I believe that games can act as a cultural barometer, capturing the desires, fears, and conflicts of their time. However, as grand a statement as that may be, I’m also rather cynical about games with an overt agenda where the message takes precedence over production value or actual gameplay. Path to Luma proves that a game with a message can be artful, challenging, entertaining and well designed.
NRG, a company developing low carbon and clean energy technologies, partnered with Phosphor Games Studio, creators of Horn, to make The Path to Luma. As an androgynous robot named SAM, a Sustainability Augmentation Model, your goal is to harness sustainable energy sources in varying combinations to clean up pollution while powering dwellings on each of 20 environmentally diverse planets. The opening cutscene offered up the lofty proposition that “the power to change worlds lies in your hands.” After the introduction, the 20 planets — ostensibly levels — spiraled down to reveal themselves, and I immediately began playing with them. Their art style and physics were instantly appealing; when the level menu alone is entertaining, you know something special is to come.

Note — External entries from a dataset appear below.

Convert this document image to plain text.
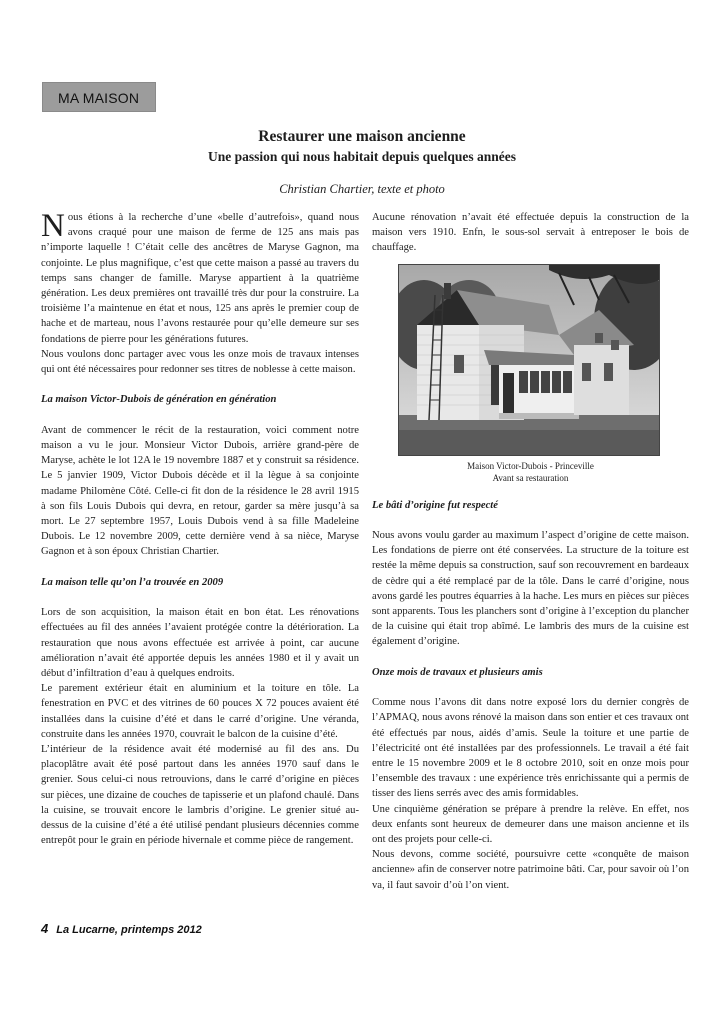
MA MAISON
Restaurer une maison ancienne
Une passion qui nous habitait depuis quelques années
Christian Chartier, texte et photo

Nous étions à la recherche d’une «belle d’autrefois», quand nous avons craqué pour une maison de ferme de 125 ans mais pas n’importe laquelle ! C’était celle des ancêtres de Maryse Gagnon, ma conjointe. Le plus magnifique, c’est que cette maison a passé au travers du temps sans changer de famille. Maryse appartient à la quatrième génération. Les deux premières ont travaillé très dur pour la construire. La troisième l’a maintenue en état et nous, 125 ans après le premier coup de hache et de marteau, nous l’avons restaurée pour qu’elle demeure sur ses fondations de pierre pour les générations futures.

Nous voulons donc partager avec vous les onze mois de travaux intenses qui ont été nécessaires pour redonner ses titres de noblesse à cette maison.

La maison Victor-Dubois de génération en génération

Avant de commencer le récit de la restauration, voici comment notre maison a vu le jour. Monsieur Victor Dubois, arrière grand-père de Maryse, achète le lot 12A le 19 novembre 1887 et y construit sa résidence. Le 5 janvier 1909, Victor Dubois décède et il la lègue à sa conjointe madame Philomène Côté. Celle-ci fit don de la résidence le 28 avril 1915 à son fils Louis Dubois qui devra, en retour, garder sa mère jusqu’à sa mort. Le 27 septembre 1957, Louis Dubois vend à sa fille Madeleine Dubois. Le 12 novembre 2009, cette dernière vend à sa nièce, Maryse Gagnon et à son époux Christian Chartier.

La maison telle qu’on l’a trouvée en 2009

Lors de son acquisition, la maison était en bon état. Les rénovations effectuées au fil des années l’avaient protégée contre la détérioration. La restauration que nous avons effectuée est arrivée à point, car aucune amélioration n’avait été apportée depuis les années 1980 et il y avait un début d’infiltration d’eau à quelques endroits.

Le parement extérieur était en aluminium et la toiture en tôle. La fenestration en PVC et des vitrines de 60 pouces X 72 pouces avaient été installées dans la cuisine d’été et dans le carré d’origine. Une véranda, construite dans les années 1970, couvrait le balcon de la cuisine d’été.

L’intérieur de la résidence avait été modernisé au fil des ans. Du placoplâtre avait été posé partout dans les années 1970 sauf dans le grenier. Sous celui-ci nous retrouvions, dans le carré d’origine en pièces sur pièces, une dizaine de couches de tapisserie et un plafond chaulé. Dans la cuisine, se trouvait encore le lambris d’origine. Le grenier situé au-dessus de la cuisine d’été a été utilisé pendant plusieurs décennies comme entrepôt pour le grain en période hivernale et comme pièce de rangement.

Aucune rénovation n’avait été effectuée depuis la construction de la maison vers 1910. Enfn, le sous-sol servait à entreposer le bois de chauffage.

Maison Victor-Dubois - Princeville
Avant sa restauration
Le bâti d’origine fut respecté

Nous avons voulu garder au maximum l’aspect d’origine de cette maison. Les fondations de pierre ont été conservées. La structure de la toiture est restée la même depuis sa construction, sauf son recouvrement en bardeaux de cèdre qui a été remplacé par de la tôle. Dans le carré d’origine, nous avons gardé les poutres équarries à la hache. Les murs en pièces sur pièces sont apparents. Tous les planchers sont d’origine à l’exception du plancher de la cuisine qui était trop abîmé. Le lambris des murs de la cuisine est également d’origine.

Onze mois de travaux et plusieurs amis

Comme nous l’avons dit dans notre exposé lors du dernier congrès de l’APMAQ, nous avons rénové la maison dans son entier et ces travaux ont été effectués par nous, aidés d’amis. Seule la toiture et une partie de l’électricité ont été installées par des professionnels. Le travail a été fait entre le 15 novembre 2009 et le 8 octobre 2010, soit en onze mois pour l’ensemble des travaux : une expérience très enrichissante qui a permis de tisser des liens serrés avec des amis formidables.

Une cinquième génération se prépare à prendre la relève. En effet, nos deux enfants sont heureux de demeurer dans une maison ancienne et ils ont des projets pour celle-ci.

Nous devons, comme société, poursuivre cette «conquête de maison ancienne» afin de conserver notre patrimoine bâti. Car, pour savoir où l’on va, il faut savoir d’où l’on vient.

4 La Lucarne, printemps 2012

Each level is spherical, with SAM traversing the surface of the planet guided easily with one finger. As levels progress, SAM will need to find, power and operate an increasingly more complicated combination of tools, transportation and gates to clean the environment and power houses. Sun rays are harnessed through a “solar spear,” an array of panels shaped like a flower. Turbines transform wind into energy, while water offers kinetic energy and extracted hydrogen to be used as fuel. Batteries store clean energy, a “carbon capture” device repurposes emissions, and waste-to-energy technologies minimize the impact of trash.
The Path to Luma accomplishes the incredible task of transforming the functional mechanics of these technologies into joyful, aesthetic, satisfying gameplay interactions. Activating a solar panel by tilting the axis of the planet results in a celebratory explosion of light. Charging a battery gives a little charge of excitement. Priming the water purifier and watching the water change from brown to blue is actually gratifying. With each cleansing act and each new house powered, an area of the planet blooms anew with life. Soaring eagles, shuffling bears and bounding deer all become part of a verdant, healthy environment. Once you’ve solved all of the energy puzzles for a planet, it erupts into a bright, thriving ecosystem. The game expertly utilizes a polygonal art style, responsive lighting and thoughtful use of color to convey meaning and efficacy. The cause and effect of problem solving is therefore beautifully rewarding.
I did encounter some points of frustration due to the small size of some elements. I unintentionally triggered the switch on the carbon capture several times causing a tedious delay in my progress. There were some puzzles that required a specific axis tilt for sunlight or wind which then caused that area to be difficult to see. I often found myself attempting to zoom in to address these issues, but that was unfortunately not possible. Aside from these minor usability issues, the game is easy to play with one hand, making it perfect for commuters or casual players.
Overall, The Path to Luma is charming and challenging, with truly delightful rewards for solving compelling and engaging puzzles. And once you progress far enough, you’ll also be treated to rock monsters, gnomes and dragons beyond the standard fauna. Amazingly, The Path to Luma is free to play, has no ads and no in-app purchases. Though a cleaner future in real life will take a whole lot of work, this great puzzle game with a meaningful message is just one free download away.